Martin Vander Weyer Martin Vander Weyer

Fudging Ireland’s border issue can only mean Troubles ahead

Also in AOB: The great billionaire giveaway and the foxiness of Sir Richard Branson

issue 05 August 2017

The question of what kind of border after Brexit will exist between Northern Ireland and the Republic will, I predict, become a very thorny one indeed as negotiations crawl into the autumn. Talk of ‘putting the border in the Irish Sea’ — somehow leaving the north inside the EU for customs and immigration purposes, but cut off from European funding — was a red herring that provoked DUP tantrums, but more significant was the weekend outburst from Taoiseach Leo Varadkar. As far as his government is concerned ‘there shouldn’t be an economic border… and we’re not going to help [the British] design some sort of border that we don’t believe should exist in the first place.’

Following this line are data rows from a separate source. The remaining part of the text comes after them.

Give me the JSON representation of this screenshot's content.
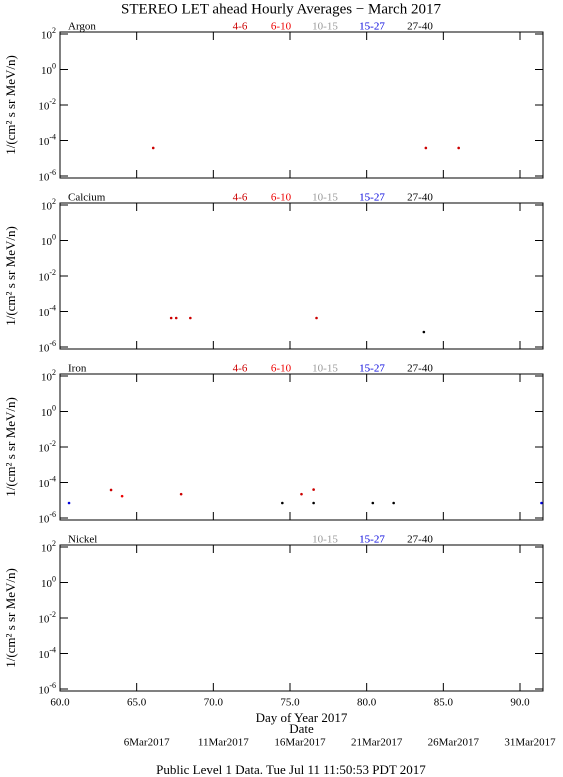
{
  "title": "STEREO LET ahead Hourly Averages − March 2017",
  "footer": "Public Level 1 Data. Tue Jul 11 11:50:53 PDT 2017",
  "chart_data": [
    {
      "type": "scatter",
      "label": "Argon",
      "ylabel": "1/(cm² s sr MeV/n)",
      "log_y": true,
      "xlim": [
        60,
        91.5
      ],
      "ylim": [
        1e-06,
        100
      ],
      "xticks": [
        60,
        65,
        70,
        75,
        80,
        85,
        90
      ],
      "yticks": [
        {
          "value": 100,
          "label": "10^2"
        },
        {
          "value": 1,
          "label": "10^0"
        },
        {
          "value": 0.01,
          "label": "10^-2"
        },
        {
          "value": 0.0001,
          "label": "10^-4"
        },
        {
          "value": 1e-06,
          "label": "10^-6"
        }
      ],
      "series": [
        {
          "name": "4-6",
          "color": "#cc0000",
          "x": [
            66.08,
            83.86,
            86.0
          ],
          "values": [
            3.8e-05,
            3.8e-05,
            3.8e-05
          ]
        },
        {
          "name": "6-10",
          "color": "#ee0000",
          "x": [],
          "values": []
        },
        {
          "name": "10-15",
          "color": "#999999",
          "x": [],
          "values": []
        },
        {
          "name": "15-27",
          "color": "#0000dd",
          "x": [],
          "values": []
        },
        {
          "name": "27-40",
          "color": "#000000",
          "x": [],
          "values": []
        }
      ]
    },
    {
      "type": "scatter",
      "label": "Calcium",
      "ylabel": "1/(cm² s sr MeV/n)",
      "log_y": true,
      "xlim": [
        60,
        91.5
      ],
      "ylim": [
        1e-06,
        100
      ],
      "xticks": [
        60,
        65,
        70,
        75,
        80,
        85,
        90
      ],
      "yticks": [
        {
          "value": 100,
          "label": "10^2"
        },
        {
          "value": 1,
          "label": "10^0"
        },
        {
          "value": 0.01,
          "label": "10^-2"
        },
        {
          "value": 0.0001,
          "label": "10^-4"
        },
        {
          "value": 1e-06,
          "label": "10^-6"
        }
      ],
      "series": [
        {
          "name": "4-6",
          "color": "#cc0000",
          "x": [
            67.25,
            67.58,
            68.5,
            76.73
          ],
          "values": [
            4.3e-05,
            4.3e-05,
            4.3e-05,
            4.3e-05
          ]
        },
        {
          "name": "6-10",
          "color": "#ee0000",
          "x": [],
          "values": []
        },
        {
          "name": "10-15",
          "color": "#999999",
          "x": [],
          "values": []
        },
        {
          "name": "15-27",
          "color": "#0000dd",
          "x": [],
          "values": []
        },
        {
          "name": "27-40",
          "color": "#000000",
          "x": [
            83.73
          ],
          "values": [
            7e-06
          ]
        }
      ]
    },
    {
      "type": "scatter",
      "label": "Iron",
      "ylabel": "1/(cm² s sr MeV/n)",
      "log_y": true,
      "xlim": [
        60,
        91.5
      ],
      "ylim": [
        1e-06,
        100
      ],
      "xticks": [
        60,
        65,
        70,
        75,
        80,
        85,
        90
      ],
      "yticks": [
        {
          "value": 100,
          "label": "10^2"
        },
        {
          "value": 1,
          "label": "10^0"
        },
        {
          "value": 0.01,
          "label": "10^-2"
        },
        {
          "value": 0.0001,
          "label": "10^-4"
        },
        {
          "value": 1e-06,
          "label": "10^-6"
        }
      ],
      "series": [
        {
          "name": "4-6",
          "color": "#cc0000",
          "x": [
            63.33,
            67.9,
            75.75,
            76.54
          ],
          "values": [
            3.8e-05,
            2.2e-05,
            2.2e-05,
            4e-05
          ]
        },
        {
          "name": "6-10",
          "color": "#ee0000",
          "x": [
            64.05
          ],
          "values": [
            1.7e-05
          ]
        },
        {
          "name": "10-15",
          "color": "#999999",
          "x": [],
          "values": []
        },
        {
          "name": "15-27",
          "color": "#0000dd",
          "x": [
            60.59,
            91.4
          ],
          "values": [
            7e-06,
            7e-06
          ]
        },
        {
          "name": "27-40",
          "color": "#000000",
          "x": [
            74.5,
            76.54,
            80.4,
            81.76
          ],
          "values": [
            7e-06,
            7e-06,
            7e-06,
            7e-06
          ]
        }
      ]
    },
    {
      "type": "scatter",
      "label": "Nickel",
      "ylabel": "1/(cm² s sr MeV/n)",
      "log_y": true,
      "xlabel": "Day of Year 2017",
      "x2label": "Date",
      "xlim": [
        60,
        91.5
      ],
      "ylim": [
        1e-06,
        100
      ],
      "xticks": [
        {
          "value": 60,
          "label": "60.0"
        },
        {
          "value": 65,
          "label": "65.0"
        },
        {
          "value": 70,
          "label": "70.0"
        },
        {
          "value": 75,
          "label": "75.0"
        },
        {
          "value": 80,
          "label": "80.0"
        },
        {
          "value": 85,
          "label": "85.0"
        },
        {
          "value": 90,
          "label": "90.0"
        }
      ],
      "x2ticks": [
        {
          "value": 65,
          "label": "6Mar2017"
        },
        {
          "value": 70,
          "label": "11Mar2017"
        },
        {
          "value": 75,
          "label": "16Mar2017"
        },
        {
          "value": 80,
          "label": "21Mar2017"
        },
        {
          "value": 85,
          "label": "26Mar2017"
        },
        {
          "value": 90,
          "label": "31Mar2017"
        }
      ],
      "yticks": [
        {
          "value": 100,
          "label": "10^2"
        },
        {
          "value": 1,
          "label": "10^0"
        },
        {
          "value": 0.01,
          "label": "10^-2"
        },
        {
          "value": 0.0001,
          "label": "10^-4"
        },
        {
          "value": 1e-06,
          "label": "10^-6"
        }
      ],
      "series": [
        {
          "name": "10-15",
          "color": "#999999",
          "x": [],
          "values": []
        },
        {
          "name": "15-27",
          "color": "#0000dd",
          "x": [],
          "values": []
        },
        {
          "name": "27-40",
          "color": "#000000",
          "x": [],
          "values": []
        }
      ]
    }
  ]
}
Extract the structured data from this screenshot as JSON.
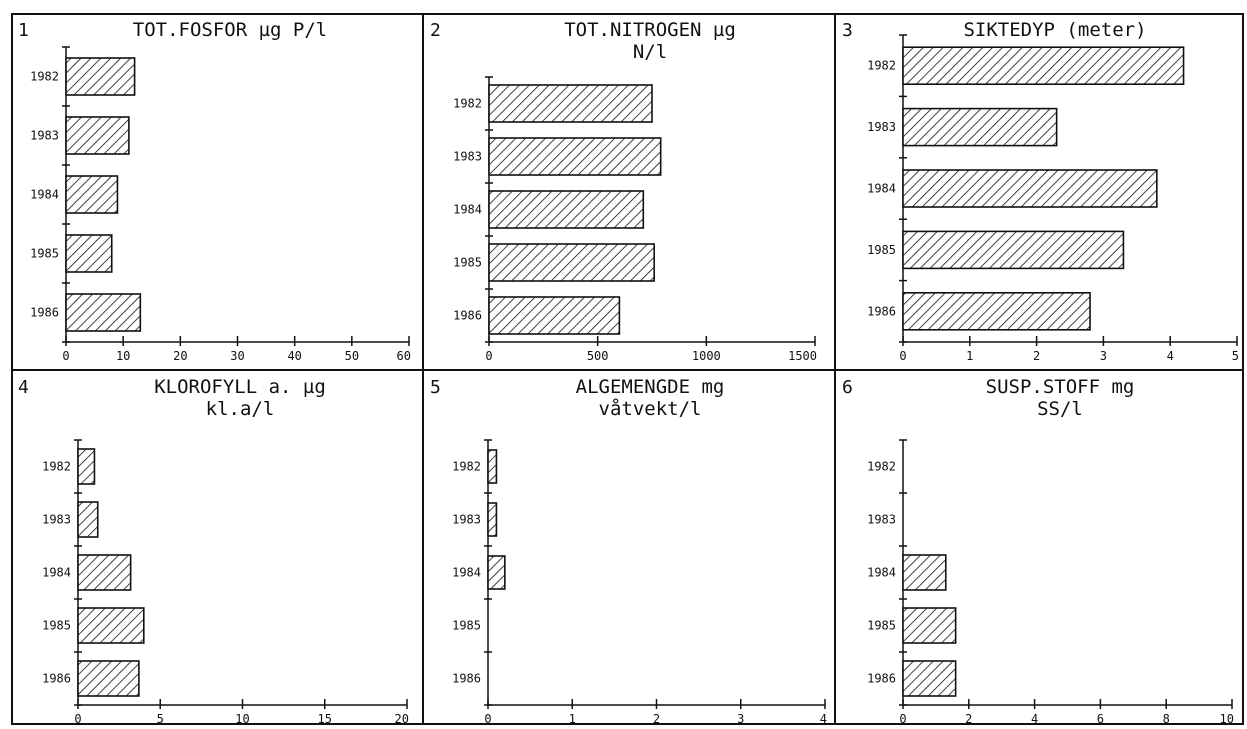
{
  "chart_data": [
    {
      "type": "bar",
      "orientation": "horizontal",
      "panel_number": "1",
      "title_lines": [
        "TOT.FOSFOR  µg P/l"
      ],
      "categories": [
        "1982",
        "1983",
        "1984",
        "1985",
        "1986"
      ],
      "values": [
        12,
        11,
        9,
        8,
        13
      ],
      "xlim": [
        0,
        60
      ],
      "xticks": [
        "0",
        "10",
        "20",
        "30",
        "40",
        "50",
        "60"
      ],
      "grid": false
    },
    {
      "type": "bar",
      "orientation": "horizontal",
      "panel_number": "2",
      "title_lines": [
        "TOT.NITROGEN  µg",
        "N/l"
      ],
      "categories": [
        "1982",
        "1983",
        "1984",
        "1985",
        "1986"
      ],
      "values": [
        750,
        790,
        710,
        760,
        600
      ],
      "xlim": [
        0,
        1500
      ],
      "xticks": [
        "0",
        "500",
        "1000",
        "1500"
      ],
      "grid": false
    },
    {
      "type": "bar",
      "orientation": "horizontal",
      "panel_number": "3",
      "title_lines": [
        "SIKTEDYP  (meter)"
      ],
      "categories": [
        "1982",
        "1983",
        "1984",
        "1985",
        "1986"
      ],
      "values": [
        4.2,
        2.3,
        3.8,
        3.3,
        2.8
      ],
      "xlim": [
        0,
        5
      ],
      "xticks": [
        "0",
        "1",
        "2",
        "3",
        "4",
        "5"
      ],
      "grid": false
    },
    {
      "type": "bar",
      "orientation": "horizontal",
      "panel_number": "4",
      "title_lines": [
        "KLOROFYLL a.  µg",
        "kl.a/l"
      ],
      "categories": [
        "1982",
        "1983",
        "1984",
        "1985",
        "1986"
      ],
      "values": [
        1.0,
        1.2,
        3.2,
        4.0,
        3.7
      ],
      "xlim": [
        0,
        20
      ],
      "xticks": [
        "0",
        "5",
        "10",
        "15",
        "20"
      ],
      "grid": false
    },
    {
      "type": "bar",
      "orientation": "horizontal",
      "panel_number": "5",
      "title_lines": [
        "ALGEMENGDE  mg",
        "våtvekt/l"
      ],
      "categories": [
        "1982",
        "1983",
        "1984",
        "1985",
        "1986"
      ],
      "values": [
        0.1,
        0.1,
        0.2,
        0,
        0
      ],
      "xlim": [
        0,
        4
      ],
      "xticks": [
        "0",
        "1",
        "2",
        "3",
        "4"
      ],
      "grid": false
    },
    {
      "type": "bar",
      "orientation": "horizontal",
      "panel_number": "6",
      "title_lines": [
        "SUSP.STOFF  mg",
        "SS/l"
      ],
      "categories": [
        "1982",
        "1983",
        "1984",
        "1985",
        "1986"
      ],
      "values": [
        0,
        0,
        1.3,
        1.6,
        1.6
      ],
      "xlim": [
        0,
        10
      ],
      "xticks": [
        "0",
        "2",
        "4",
        "6",
        "8",
        "10"
      ],
      "grid": false
    }
  ]
}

Behind this is Irish irritation at glib remarks about the border by British ministers — so far entirely failing to address the problem that two countries not in a customs union must obviously have a customs boundary between them. Vague talk of number plate recognition, surveillance cameras and digital tracking at an open crossing is regarded not only as highly unlikely to prove effective but as a positive encouragement to renewed IRA mischief.

Secondly, Ireland stands to lose by far the most of any EU country from Brexit, since the UK buys 50 per cent of all Irish exports, and its political class feels justified in fighting accordingly — especially at a time when the Irish economy is otherwise motoring along nicely. It was even more enraged by Theresa May’s kowtowing to the DUP to keep herself in power. All this leads to the most significant aspect of the border issue, which is that it threatens to fuel a revival of Irish nationalism. As the Troubles in the north fade into memory, a self-confident younger generation, including the likes of Varadkar and his foreign affairs and trade minister Simon Coveney, no longer feel the reticence of their predecessors about expressing the aspiration of a united Ireland.